For guns in Missouri, Metzl (who is a psychiatry professor) notes that white men are (VERY) disproportionately represented in suicides by gun. He also advances the idea that suicide by gun is distinct from other forms of suicide - namely, because of its lethality (you almost always succeed if you use a gun to kill yourself, as opposed to e.g. pills), it goes through a different psychological process than other, “non-gun” suicides: it can be the result of an impulse, rather than a longer process of consideration, etc. For healthcare in Tennessee, the link between policy and death is even more obvious: Metzl interviews white men (mostly men, again) in very poor health who view Obamacare as “too costly” and a drain on public resources - even as they struggle to afford their medical bills. And, finally, education in Kansas: Metzl's final interview is with a white woman who lambasts the Kansas governor, Sam Brownback, for his starving of Kansas's previously-great public school system. After Metzl points out that Trump advocates many of the same austerity policies that Brownback does, the woman admits “you might be right, but at least [Trump] gives a voice to unheard white people” (I paraphrase, but she does explicitly say “white”).
In all these cases, Metzl mixes qualitative interviews with more quantitative work, along with some political philosophy musings. During the interviews, he often tries to gently prod people to acknowledge - or at least SEE - how contradictory their beliefs are. A couple times, people come right out and say it: whiteness is more important than everything else. (Indeed, he bookends with two interviews where the interviewee basically says that).
This book came out right before Covid, but the anti-vax movement is similarly tinged with racialized politics: e.g. black anti-vaxers who, remembering Tuskegee etc, are mistrustful; white anti-vaxers who believe their “rights” and “freedom” are infringed if they do something for the public good. And, indeed, white people are dying on this hill. Metzl's Twitter is very active in this regard!

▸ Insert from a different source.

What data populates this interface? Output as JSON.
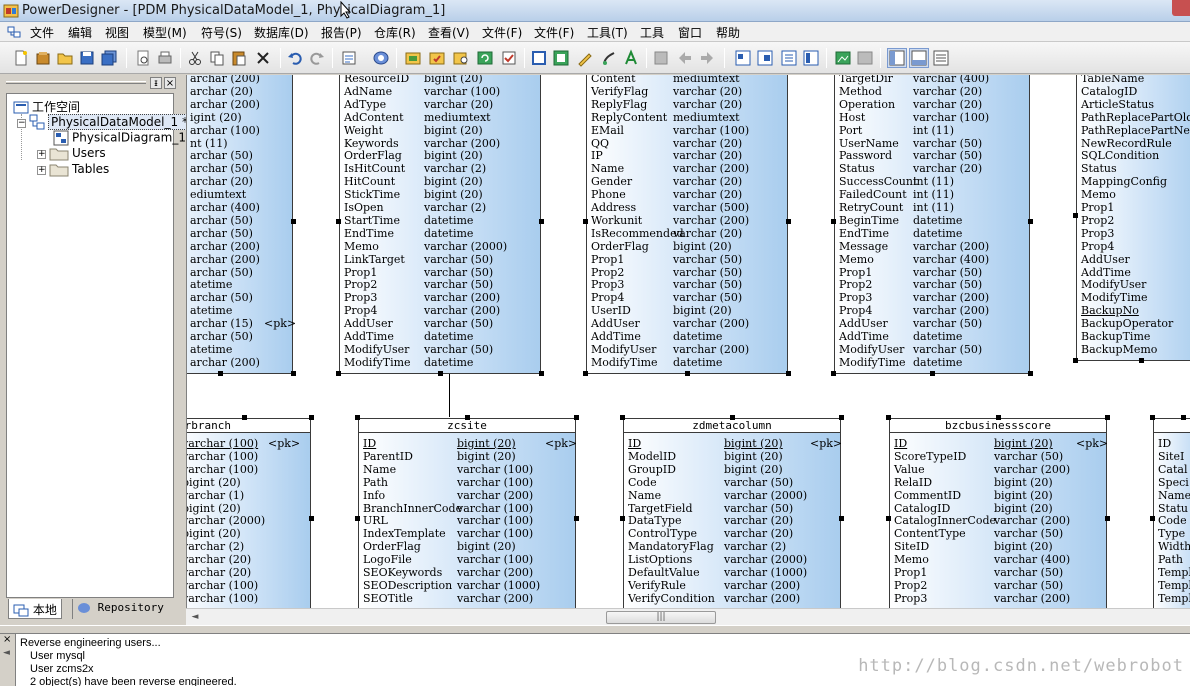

So I thought the qualitative interviews were particularly interesting, and I learned a LOT about suicide and guns (I had no idea white men were so disproportionately represented). I didn't buy the quantitative work, mostly because it was largely descriptive stats and occasional correlations - Metzl didn't discuss causal inference enough to convince me. That said, he did hat-tip Deaton and Case's work on declining white working class longevity in the US, and I'm eager to read that - since I basically trust their empirical/statistical work more.